Ma non è neanche quello a liberarla, anzi, si tratta dell’ultima spinta sul fondo della buca. Il seme nasce dopo. Dall’inaspettata sopravvivenza del feto nel suo grembo. Dalla ritrovata consapevolezza di non voler dare alla luce un bambino in quell’inferno. Il seme della ribellione nasce nel momento in cui Offred ha qualcuno da proteggere e salvare, dato che il percorso degli episodi precedenti aveva annullato qualunque volontà di autoconservazione.
Difficile dire, a questo punto, che piega possano prendere le dinamiche dei personaggi. Se gli aspetti più prettamente sadici sono passati parzialmente in secondo piano – pur non dimenticandoci l’abominio delle spose bambine – le possibilità che la serie rimanga in una sorta di terreno sicuro sono ancora alte.
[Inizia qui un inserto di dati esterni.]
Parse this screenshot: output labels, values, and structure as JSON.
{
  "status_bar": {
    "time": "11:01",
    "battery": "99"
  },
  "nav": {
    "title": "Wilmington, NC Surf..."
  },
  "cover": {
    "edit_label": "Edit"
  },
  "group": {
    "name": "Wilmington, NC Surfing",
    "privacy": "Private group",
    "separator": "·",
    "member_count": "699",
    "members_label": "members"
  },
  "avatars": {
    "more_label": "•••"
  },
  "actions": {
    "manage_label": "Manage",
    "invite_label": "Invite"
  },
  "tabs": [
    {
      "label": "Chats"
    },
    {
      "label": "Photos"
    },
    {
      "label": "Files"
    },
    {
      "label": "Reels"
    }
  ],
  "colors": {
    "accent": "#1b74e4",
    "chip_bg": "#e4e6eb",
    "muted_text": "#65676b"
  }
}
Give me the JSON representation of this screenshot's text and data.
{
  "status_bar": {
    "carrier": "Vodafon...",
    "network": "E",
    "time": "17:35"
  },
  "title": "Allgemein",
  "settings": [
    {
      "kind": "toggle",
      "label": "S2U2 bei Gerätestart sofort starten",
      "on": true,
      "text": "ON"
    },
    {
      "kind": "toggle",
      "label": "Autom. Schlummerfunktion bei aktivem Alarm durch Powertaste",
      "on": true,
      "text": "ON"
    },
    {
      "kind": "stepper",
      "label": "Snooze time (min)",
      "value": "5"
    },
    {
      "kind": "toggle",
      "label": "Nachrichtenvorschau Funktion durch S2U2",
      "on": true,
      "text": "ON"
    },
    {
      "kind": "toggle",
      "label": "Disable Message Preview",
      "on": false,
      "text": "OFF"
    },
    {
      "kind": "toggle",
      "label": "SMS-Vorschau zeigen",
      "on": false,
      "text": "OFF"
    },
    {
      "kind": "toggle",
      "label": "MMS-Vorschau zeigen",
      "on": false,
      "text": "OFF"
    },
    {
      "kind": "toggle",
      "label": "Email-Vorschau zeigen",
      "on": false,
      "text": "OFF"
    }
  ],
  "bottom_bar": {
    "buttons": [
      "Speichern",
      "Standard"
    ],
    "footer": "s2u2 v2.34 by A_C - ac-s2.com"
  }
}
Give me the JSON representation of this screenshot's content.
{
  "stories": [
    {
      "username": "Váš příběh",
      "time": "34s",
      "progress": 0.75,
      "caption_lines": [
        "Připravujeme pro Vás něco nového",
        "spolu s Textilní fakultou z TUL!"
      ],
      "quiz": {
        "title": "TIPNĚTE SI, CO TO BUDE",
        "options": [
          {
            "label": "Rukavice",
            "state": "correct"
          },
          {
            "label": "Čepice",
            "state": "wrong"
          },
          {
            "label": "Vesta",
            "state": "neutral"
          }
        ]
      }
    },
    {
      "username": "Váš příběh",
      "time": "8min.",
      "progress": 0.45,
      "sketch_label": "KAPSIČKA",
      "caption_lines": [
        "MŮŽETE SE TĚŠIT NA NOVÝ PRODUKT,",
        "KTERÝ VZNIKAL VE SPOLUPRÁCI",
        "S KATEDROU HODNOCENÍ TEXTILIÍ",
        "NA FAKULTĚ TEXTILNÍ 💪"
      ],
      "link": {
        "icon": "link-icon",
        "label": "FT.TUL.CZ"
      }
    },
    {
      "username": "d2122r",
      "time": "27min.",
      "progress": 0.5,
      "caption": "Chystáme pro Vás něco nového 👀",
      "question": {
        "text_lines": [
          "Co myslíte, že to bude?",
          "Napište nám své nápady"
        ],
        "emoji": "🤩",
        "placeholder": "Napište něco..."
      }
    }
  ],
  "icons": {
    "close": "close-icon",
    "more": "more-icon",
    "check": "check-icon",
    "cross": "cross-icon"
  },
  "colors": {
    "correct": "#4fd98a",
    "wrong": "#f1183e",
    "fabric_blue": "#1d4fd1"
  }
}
Seeds ci fa ben sperare, ponendo le basi per svolte ed evoluzioni interessanti, sia sul fronte di Offred che su quello, ancora molto limitato, delle Colonie. L’impressione è quello di un anello di congiunzione che separa una prima parte di caduta da una seconda – si ipotizza – di reazione, ma avevamo già immaginato una possibilità del genere ed eravamo stati prontamente smentiti, per cui attendiamo con non pochi timori e altrettanta curiosità il seguito.